And then in my React Meteor container, I’m passing Session.get('emailResetRequest') into my component and if it’s true, it pops up a dialog to allow the user to input their new password.
I think that’s not hacky, at least setting a local state (Session.set(‘emailResetRequest’, true) and then using the layout to show a reset-password screen, when this state is set.
I did the same, but i ignored the done-callback and it seems to work. Not sure, if it is really needed.
Yeah, I’m not really sure what that callback does. IMO the documentation is unclear: (emphasis mine)
done: A function to call when the password reset UI flow is complete. The normal login process is suspended until this function is called, so that the password for user A can be reset even if user B was logged in.
I’m not really sure what user B has to do with user A resetting their password.
You request a password change for account B (which most interfaces won’t let you do anyway).
Then you open the link yourself (while still logged in on account A) and you enter your new password etc.
When done you are still logged in under account A but the password for B has changed.
Very strange when thinking about it but maybe it has a use-case.

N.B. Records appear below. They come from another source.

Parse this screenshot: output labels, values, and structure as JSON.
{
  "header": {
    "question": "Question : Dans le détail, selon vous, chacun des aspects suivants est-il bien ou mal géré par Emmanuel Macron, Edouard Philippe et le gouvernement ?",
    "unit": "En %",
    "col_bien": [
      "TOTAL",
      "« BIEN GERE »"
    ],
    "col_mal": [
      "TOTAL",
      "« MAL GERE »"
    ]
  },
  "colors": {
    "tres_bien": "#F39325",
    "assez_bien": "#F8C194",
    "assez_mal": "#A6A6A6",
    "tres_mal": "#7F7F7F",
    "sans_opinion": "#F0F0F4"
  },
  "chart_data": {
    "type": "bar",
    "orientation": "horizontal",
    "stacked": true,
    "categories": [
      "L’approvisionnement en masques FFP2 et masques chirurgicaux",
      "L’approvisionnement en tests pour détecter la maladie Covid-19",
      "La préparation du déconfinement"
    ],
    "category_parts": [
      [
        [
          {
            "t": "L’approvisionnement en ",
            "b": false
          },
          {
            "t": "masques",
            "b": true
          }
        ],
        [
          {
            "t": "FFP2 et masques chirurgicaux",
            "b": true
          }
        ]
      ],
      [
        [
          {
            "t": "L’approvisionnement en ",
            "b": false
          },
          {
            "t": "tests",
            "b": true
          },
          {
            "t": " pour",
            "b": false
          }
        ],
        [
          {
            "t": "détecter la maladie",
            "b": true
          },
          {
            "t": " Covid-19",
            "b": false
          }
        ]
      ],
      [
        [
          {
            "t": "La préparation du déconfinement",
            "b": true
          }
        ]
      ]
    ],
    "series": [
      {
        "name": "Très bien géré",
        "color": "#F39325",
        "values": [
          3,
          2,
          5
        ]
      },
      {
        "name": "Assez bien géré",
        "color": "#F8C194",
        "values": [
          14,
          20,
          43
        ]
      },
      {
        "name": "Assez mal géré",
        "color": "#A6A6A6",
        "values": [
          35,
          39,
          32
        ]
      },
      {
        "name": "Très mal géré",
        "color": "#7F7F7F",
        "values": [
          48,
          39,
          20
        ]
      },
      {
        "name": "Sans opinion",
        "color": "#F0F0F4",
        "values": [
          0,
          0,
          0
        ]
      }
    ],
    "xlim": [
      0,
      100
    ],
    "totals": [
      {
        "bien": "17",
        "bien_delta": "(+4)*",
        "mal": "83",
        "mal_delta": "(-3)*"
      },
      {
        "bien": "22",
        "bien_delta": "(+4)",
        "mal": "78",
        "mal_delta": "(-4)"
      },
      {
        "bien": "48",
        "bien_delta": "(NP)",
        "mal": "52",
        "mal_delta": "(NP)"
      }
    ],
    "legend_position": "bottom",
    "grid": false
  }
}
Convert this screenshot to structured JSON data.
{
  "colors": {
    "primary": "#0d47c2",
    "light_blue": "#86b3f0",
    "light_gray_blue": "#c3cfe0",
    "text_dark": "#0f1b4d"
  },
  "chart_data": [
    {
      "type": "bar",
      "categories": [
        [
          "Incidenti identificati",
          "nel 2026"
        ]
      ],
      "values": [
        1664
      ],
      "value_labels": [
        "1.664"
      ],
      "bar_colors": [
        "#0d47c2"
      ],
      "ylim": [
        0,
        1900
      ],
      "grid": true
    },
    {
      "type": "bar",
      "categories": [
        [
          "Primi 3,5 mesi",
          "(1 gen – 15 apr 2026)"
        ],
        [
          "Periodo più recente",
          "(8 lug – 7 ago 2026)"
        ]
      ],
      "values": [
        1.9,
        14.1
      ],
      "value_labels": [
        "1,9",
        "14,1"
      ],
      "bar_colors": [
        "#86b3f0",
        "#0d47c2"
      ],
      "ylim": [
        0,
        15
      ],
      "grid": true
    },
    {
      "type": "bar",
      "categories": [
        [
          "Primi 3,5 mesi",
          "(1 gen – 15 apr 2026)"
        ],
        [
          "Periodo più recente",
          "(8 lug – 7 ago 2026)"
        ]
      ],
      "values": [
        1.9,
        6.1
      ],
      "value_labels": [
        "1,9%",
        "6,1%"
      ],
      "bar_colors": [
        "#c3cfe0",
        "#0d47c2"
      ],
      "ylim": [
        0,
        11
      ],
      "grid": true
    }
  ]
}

I did the same, but i ignored the done-callback and it seems to work. Not sure, if it is really needed.
That may make sense:
The normal login process is suspended until this function is called
It seems this functionality is somehow related to the login process. I assume that if your are handling this password reset process while https://docs.meteor.com/api/accounts.html#Meteor-loggingIn === true you may encounter some issues but this is all not very likely.
Yeeeeeeeah, I’m not really sure that this “feature” or Meteor adds anything except complexity. But that’s how it was, so I just documented it and made public APIs.
The idea is, let’s say someone borrowed your computer and logged in to their account. Then you open a password reset link. It would be weird if it went to a page where your friend is logged in.
But I think that’s a relatively small edge case. I don’t think this is something we could remove at this point without breaking lots of stuff.
Well, I learned some new stuff here! Accounts.urls appears to be undocumented, but it is in the Meteor Guide. Very cool. I also didn’t know about Meteor.absoluteUrl! Now I can get rid of my Meteor.settings.public.baseUrl.